A Suva-based joinery company has been fined $30,000 by the Magistrates Court after breaching consumer rights by taking payment for a custom kitchen and failing to deliver the goods or services. The Fijian Competition and Consumer Commission (FCCC) charged the company with one count of accepting payment without being able to supply, under Sections 88 and 129(1A) of the FCCC Act 2010. The court heard that the company took $7,000 from a customer for the manufacture and installation of a modern deluxe kitchen but did not deliver the products or services within a reasonable timeframe.

The matter went to trial in July 2025, and on 15 August the Magistrates Court found the company guilty beyond reasonable doubt. Sentencing followed on 3 September 2025, with the court ordering the company to pay $30,000 in fines and $500 in prosecution costs.

FCCC Chief Executive Officer Senikavika Jiuta welcomed the ruling, saying it sends a clear message to businesses that consumer rights must be respected. “This conviction should act as a deterrent for other traders and reinforces FCCC’s commitment to protecting our consumers,” Jiuta said. “We urge traders not to engage in conduct that exploits consumers by taking payments without supplying goods or services within a reasonable timeframe. The FCCC will not hesitate to take strong enforcement action against any trader who breaches the trust of Fijian consumers.”

Context and broader impact
The case sits within a broader pattern of FCCC enforcement actions aimed at safeguarding consumer rights. In recent weeks, several traders have faced penalties for related violations, including false or misleading claims about offerings and the non-delivery of goods. Across these cases, penalties and compensations have totaled tens of thousands of dollars, underscoring the FCCC’s ongoing commitment to fair trading practices and consumer protection. Notably, other recent actions have included a pair of fines totaling $25,000 each for deceptive claims about product quality and warranties, and cases involving overcharging or failures to deliver goods after deposits were paid.

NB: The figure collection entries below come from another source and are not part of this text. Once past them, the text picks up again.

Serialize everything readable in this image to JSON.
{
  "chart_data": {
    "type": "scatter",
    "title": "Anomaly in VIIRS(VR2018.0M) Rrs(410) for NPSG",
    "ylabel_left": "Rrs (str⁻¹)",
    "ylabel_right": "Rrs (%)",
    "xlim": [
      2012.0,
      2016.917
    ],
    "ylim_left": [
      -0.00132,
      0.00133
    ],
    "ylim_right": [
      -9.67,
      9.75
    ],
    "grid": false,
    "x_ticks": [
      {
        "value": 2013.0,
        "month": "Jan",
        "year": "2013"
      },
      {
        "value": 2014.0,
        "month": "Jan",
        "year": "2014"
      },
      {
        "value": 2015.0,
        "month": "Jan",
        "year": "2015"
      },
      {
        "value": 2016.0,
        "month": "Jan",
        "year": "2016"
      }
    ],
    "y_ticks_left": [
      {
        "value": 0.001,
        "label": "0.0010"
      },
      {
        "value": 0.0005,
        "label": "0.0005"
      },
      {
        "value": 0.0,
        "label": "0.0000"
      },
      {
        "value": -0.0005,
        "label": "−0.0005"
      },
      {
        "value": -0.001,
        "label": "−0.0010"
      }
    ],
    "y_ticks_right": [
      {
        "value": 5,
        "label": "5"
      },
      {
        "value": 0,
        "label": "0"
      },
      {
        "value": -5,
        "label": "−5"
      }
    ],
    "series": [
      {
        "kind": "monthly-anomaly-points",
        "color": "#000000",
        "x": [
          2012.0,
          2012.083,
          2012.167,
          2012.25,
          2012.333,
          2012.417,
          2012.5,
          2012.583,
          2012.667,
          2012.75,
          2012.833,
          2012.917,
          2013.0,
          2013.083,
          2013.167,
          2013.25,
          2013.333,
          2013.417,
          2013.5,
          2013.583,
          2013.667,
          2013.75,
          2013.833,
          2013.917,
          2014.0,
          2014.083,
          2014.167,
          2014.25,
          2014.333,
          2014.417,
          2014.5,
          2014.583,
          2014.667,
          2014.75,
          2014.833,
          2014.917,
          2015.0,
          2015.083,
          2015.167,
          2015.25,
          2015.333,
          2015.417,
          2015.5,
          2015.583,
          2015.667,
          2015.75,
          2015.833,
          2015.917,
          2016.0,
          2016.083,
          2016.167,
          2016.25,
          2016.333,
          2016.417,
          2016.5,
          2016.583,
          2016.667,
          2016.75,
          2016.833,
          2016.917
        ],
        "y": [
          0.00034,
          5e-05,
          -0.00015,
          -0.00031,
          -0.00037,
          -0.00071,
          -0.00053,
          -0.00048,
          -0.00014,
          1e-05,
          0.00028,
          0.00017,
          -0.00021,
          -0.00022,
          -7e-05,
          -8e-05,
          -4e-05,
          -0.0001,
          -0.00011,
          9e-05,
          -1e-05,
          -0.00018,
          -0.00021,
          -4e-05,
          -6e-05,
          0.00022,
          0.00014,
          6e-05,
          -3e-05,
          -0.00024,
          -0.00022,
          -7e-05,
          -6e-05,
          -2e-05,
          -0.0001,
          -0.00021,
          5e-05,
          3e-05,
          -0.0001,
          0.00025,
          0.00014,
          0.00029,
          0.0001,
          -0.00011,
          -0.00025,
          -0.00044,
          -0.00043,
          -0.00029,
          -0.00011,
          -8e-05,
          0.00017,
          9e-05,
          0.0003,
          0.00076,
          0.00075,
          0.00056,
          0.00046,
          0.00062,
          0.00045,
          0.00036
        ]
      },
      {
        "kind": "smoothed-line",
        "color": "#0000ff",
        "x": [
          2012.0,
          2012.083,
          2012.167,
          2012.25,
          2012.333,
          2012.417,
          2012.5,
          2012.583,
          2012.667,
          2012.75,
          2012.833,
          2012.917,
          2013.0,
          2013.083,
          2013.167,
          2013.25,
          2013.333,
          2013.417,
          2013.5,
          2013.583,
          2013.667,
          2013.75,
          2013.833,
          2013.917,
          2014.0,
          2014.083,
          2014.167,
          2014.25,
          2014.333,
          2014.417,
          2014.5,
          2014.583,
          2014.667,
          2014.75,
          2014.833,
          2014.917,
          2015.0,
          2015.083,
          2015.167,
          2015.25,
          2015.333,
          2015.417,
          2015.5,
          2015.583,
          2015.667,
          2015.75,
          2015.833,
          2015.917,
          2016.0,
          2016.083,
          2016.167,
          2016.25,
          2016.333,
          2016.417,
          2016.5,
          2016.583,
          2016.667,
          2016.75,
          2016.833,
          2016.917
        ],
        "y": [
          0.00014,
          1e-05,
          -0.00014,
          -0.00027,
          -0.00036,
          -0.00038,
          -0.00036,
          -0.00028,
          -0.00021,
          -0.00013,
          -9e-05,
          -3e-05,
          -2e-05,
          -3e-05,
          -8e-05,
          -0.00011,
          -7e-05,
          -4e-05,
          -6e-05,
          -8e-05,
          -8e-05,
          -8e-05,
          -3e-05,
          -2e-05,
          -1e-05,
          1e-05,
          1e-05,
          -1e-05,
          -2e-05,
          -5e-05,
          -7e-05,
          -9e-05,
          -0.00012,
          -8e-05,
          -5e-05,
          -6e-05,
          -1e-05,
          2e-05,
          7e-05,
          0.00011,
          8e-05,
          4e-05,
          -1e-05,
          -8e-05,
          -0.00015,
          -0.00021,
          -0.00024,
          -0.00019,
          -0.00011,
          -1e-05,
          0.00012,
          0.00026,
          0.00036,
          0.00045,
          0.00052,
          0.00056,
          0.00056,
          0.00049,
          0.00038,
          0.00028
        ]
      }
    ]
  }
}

What this means for consumers
– Keep clear records of all payments, contracts, and communications with traders.
– If a trader takes payment but does not deliver within a reasonable timeframe, report the matter to the FCCC as a potential breach of consumer rights.
– Consumers may be eligible for refunds, fines, or compensation through FCCC action in appropriate cases.

Logical takeaway
This decision reinforces that misuse of consumer trust—taking payments without fulfilling obligations—has tangible legal consequences in Fiji. The FCCC’s continued actions aim to deter unethical trading practices, bolster consumer confidence, and promote a fairer marketplace.

A joined-up enforcement approach by the FCCC has yielded another notable conviction, sending a firm warning to traders that non-delivery after payment will be pursued and penalized. The ruling contributes to a broader trend of accountability for deceptive or non-delivery practices in Fiji’s marketplace, with the aim of protecting consumers and strengthening trust in compliant businesses.